Somatostatin (SST) is a small cyclic peptide that was first identified as a powerful inhibitor of the secretion of various hormones including growth hormone (GH), thyroid-stimulating hormone (TSH) and prolactin from the pituitary, as well as practically every major hormone from the intestinal tract. SST consists of two major bioactive forms, SST-14 and the N-terminus extended peptide SST-28 that can be produced by a wide variety of neuroendocrine, inflammatory and immune cells. SST induces in target cells a variety of physiological functions that include nueromodulation, cell secretion, cell proliferation and smooth muscle contractility.

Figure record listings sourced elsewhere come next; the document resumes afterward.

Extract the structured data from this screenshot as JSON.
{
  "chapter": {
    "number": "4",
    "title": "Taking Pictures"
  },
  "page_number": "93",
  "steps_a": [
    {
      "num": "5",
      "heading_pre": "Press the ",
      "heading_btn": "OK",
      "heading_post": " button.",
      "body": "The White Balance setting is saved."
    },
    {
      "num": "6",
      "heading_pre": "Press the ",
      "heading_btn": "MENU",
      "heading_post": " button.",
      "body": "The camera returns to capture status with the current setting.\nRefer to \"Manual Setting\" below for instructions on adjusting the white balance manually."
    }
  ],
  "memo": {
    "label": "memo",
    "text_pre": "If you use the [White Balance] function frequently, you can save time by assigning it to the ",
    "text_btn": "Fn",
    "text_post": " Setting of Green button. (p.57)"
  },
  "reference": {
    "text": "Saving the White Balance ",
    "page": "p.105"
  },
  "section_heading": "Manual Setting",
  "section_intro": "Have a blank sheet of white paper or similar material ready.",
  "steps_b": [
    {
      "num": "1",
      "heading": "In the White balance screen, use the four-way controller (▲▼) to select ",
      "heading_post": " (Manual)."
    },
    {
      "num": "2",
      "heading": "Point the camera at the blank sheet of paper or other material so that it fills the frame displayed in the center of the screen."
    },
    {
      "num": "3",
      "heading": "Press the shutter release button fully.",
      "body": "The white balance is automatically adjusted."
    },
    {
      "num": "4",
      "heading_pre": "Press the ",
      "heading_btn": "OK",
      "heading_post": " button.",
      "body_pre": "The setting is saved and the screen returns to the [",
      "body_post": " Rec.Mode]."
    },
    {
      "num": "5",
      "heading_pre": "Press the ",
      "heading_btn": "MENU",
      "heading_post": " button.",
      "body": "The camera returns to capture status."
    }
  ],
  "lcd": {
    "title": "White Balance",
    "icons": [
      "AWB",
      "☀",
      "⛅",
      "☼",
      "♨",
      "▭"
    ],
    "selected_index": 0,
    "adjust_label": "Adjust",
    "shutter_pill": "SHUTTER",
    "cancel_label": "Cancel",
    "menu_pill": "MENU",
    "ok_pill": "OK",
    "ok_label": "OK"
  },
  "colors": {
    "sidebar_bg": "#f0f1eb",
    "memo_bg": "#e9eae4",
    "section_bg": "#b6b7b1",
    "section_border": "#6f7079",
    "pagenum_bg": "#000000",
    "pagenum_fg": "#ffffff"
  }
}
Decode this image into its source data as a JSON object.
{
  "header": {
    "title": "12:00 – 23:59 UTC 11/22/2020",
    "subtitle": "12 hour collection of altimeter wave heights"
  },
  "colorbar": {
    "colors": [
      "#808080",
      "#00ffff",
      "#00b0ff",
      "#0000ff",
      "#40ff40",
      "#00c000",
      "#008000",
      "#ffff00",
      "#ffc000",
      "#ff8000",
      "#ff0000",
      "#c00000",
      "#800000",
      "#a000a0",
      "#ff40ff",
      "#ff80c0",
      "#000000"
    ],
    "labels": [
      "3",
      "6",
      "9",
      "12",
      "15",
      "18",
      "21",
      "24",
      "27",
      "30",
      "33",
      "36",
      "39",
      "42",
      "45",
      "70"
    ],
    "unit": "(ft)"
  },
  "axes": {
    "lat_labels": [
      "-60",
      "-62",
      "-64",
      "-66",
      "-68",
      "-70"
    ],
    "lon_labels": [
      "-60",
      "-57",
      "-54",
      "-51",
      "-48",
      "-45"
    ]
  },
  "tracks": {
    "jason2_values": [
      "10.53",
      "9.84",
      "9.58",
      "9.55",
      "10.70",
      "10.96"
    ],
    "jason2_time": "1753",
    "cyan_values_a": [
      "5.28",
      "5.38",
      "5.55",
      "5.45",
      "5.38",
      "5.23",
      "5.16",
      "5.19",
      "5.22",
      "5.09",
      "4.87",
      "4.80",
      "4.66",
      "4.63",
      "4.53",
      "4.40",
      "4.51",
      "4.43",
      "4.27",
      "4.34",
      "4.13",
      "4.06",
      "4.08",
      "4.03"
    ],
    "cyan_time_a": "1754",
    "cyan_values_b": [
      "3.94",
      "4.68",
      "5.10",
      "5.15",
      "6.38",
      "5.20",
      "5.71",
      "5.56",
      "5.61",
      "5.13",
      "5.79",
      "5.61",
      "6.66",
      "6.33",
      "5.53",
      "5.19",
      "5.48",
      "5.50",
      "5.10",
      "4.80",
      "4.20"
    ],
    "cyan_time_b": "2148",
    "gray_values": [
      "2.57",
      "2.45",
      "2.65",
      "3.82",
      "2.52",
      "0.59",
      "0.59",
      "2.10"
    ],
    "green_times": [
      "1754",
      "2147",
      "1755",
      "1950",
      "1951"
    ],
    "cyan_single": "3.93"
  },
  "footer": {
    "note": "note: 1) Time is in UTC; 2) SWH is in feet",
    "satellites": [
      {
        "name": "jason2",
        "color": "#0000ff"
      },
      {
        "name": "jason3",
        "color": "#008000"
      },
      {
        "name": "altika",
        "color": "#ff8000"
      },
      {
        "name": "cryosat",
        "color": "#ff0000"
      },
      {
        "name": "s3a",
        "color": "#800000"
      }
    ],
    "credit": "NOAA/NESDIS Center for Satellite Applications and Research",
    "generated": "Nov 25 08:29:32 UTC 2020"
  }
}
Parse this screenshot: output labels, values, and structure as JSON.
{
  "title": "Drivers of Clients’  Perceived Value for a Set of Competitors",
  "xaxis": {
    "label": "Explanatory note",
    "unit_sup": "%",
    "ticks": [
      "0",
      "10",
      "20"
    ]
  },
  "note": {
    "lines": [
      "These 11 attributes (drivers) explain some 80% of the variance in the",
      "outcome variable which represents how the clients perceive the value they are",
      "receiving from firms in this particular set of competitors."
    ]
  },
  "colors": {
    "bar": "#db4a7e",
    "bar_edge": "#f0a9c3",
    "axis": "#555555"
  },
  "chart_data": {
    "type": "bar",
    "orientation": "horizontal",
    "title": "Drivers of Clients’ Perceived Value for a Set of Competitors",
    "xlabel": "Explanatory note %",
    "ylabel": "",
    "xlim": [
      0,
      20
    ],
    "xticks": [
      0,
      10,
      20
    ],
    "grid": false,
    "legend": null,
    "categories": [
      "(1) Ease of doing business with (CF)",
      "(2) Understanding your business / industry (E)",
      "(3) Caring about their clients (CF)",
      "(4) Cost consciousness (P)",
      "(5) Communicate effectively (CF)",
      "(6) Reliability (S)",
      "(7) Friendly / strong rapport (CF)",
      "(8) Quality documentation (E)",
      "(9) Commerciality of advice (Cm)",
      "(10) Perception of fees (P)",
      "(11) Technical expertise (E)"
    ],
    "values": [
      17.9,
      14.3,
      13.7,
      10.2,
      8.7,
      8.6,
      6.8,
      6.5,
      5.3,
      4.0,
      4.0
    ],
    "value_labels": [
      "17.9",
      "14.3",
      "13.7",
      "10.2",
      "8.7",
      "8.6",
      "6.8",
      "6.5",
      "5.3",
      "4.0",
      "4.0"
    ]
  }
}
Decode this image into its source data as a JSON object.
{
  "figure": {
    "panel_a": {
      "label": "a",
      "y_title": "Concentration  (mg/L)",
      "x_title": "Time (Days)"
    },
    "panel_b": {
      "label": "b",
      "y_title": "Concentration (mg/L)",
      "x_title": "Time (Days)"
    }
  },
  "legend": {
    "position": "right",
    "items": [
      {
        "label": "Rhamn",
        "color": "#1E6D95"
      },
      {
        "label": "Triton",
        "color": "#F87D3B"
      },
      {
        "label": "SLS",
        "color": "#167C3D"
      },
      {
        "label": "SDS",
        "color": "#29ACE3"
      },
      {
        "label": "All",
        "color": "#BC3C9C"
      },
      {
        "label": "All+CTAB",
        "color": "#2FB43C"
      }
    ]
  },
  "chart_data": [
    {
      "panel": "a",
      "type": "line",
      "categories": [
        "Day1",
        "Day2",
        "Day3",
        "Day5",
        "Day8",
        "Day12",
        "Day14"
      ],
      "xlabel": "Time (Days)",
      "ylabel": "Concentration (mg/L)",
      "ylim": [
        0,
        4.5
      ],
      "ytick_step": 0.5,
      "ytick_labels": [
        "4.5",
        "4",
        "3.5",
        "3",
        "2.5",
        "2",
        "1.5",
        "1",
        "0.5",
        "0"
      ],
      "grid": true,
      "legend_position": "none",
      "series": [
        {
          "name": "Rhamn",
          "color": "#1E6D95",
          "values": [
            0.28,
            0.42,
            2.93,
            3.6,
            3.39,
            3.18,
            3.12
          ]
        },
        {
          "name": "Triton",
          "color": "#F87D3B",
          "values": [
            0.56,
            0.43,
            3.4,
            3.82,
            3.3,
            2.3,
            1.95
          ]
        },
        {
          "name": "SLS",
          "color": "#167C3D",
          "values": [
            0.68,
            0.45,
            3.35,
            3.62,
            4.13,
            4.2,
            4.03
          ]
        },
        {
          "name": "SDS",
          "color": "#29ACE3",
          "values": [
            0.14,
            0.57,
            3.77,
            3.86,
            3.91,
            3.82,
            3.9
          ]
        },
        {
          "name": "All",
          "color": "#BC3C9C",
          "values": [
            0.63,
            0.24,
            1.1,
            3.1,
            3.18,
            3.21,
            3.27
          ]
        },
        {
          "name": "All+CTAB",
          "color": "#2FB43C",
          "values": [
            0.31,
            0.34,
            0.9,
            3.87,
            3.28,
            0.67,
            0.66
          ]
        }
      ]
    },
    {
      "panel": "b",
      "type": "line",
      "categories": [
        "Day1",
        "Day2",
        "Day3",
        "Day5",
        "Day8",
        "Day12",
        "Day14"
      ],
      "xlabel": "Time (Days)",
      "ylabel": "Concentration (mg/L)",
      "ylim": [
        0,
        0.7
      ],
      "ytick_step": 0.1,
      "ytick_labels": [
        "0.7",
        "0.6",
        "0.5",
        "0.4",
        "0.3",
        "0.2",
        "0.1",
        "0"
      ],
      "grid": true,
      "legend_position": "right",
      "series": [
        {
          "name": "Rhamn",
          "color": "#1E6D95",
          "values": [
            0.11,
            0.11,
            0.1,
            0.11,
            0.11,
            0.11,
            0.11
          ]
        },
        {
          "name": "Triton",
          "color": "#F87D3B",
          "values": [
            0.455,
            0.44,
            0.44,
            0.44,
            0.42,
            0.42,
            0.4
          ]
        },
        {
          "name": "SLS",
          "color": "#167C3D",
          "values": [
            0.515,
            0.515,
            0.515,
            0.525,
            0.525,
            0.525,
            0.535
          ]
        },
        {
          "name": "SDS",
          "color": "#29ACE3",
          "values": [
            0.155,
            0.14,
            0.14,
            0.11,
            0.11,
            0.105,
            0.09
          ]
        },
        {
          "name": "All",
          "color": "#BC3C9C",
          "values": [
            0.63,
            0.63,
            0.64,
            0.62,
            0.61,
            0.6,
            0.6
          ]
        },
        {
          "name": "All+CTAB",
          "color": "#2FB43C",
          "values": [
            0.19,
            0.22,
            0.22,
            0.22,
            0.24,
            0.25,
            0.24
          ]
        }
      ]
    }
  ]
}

SST acts on its multiple cell targets via a family of six receptors that are originated form five genes: SSTR1, SSTR2a, SSTR2b, SSTRR3, SSTR4, SSTR5. The SSTRs are members of the G-protein coupled receptor superfamily and they modulate cell response via multiple second messenger systems such as inhibition of adenylate cyclase, modulation of conductance of ion channels and protein dephosphorylation.

SSTRs are expressed widely in both the brain and peripheral tissues but with receptor subtype variations between the different cell types. Thus, SSTR3 expression in the brain is primarily concentrated in the cerebellum with lesser expression in peripheral organs such as the spleen, the liver and the pituitary.

Strong SSTR expression has been detected in a variety of human tumors including pancreatic, breast, lung and prostate cancers. In fact, SST has been shown to inhibit the growth of various normal and tumor cells. On this basis several long lasting SST analogs have been developed and are being tested for use in several pathologies such as various cancers, acromegaly, immunoproliferative disorders, diabetic retinopathy, epilepsy and pain.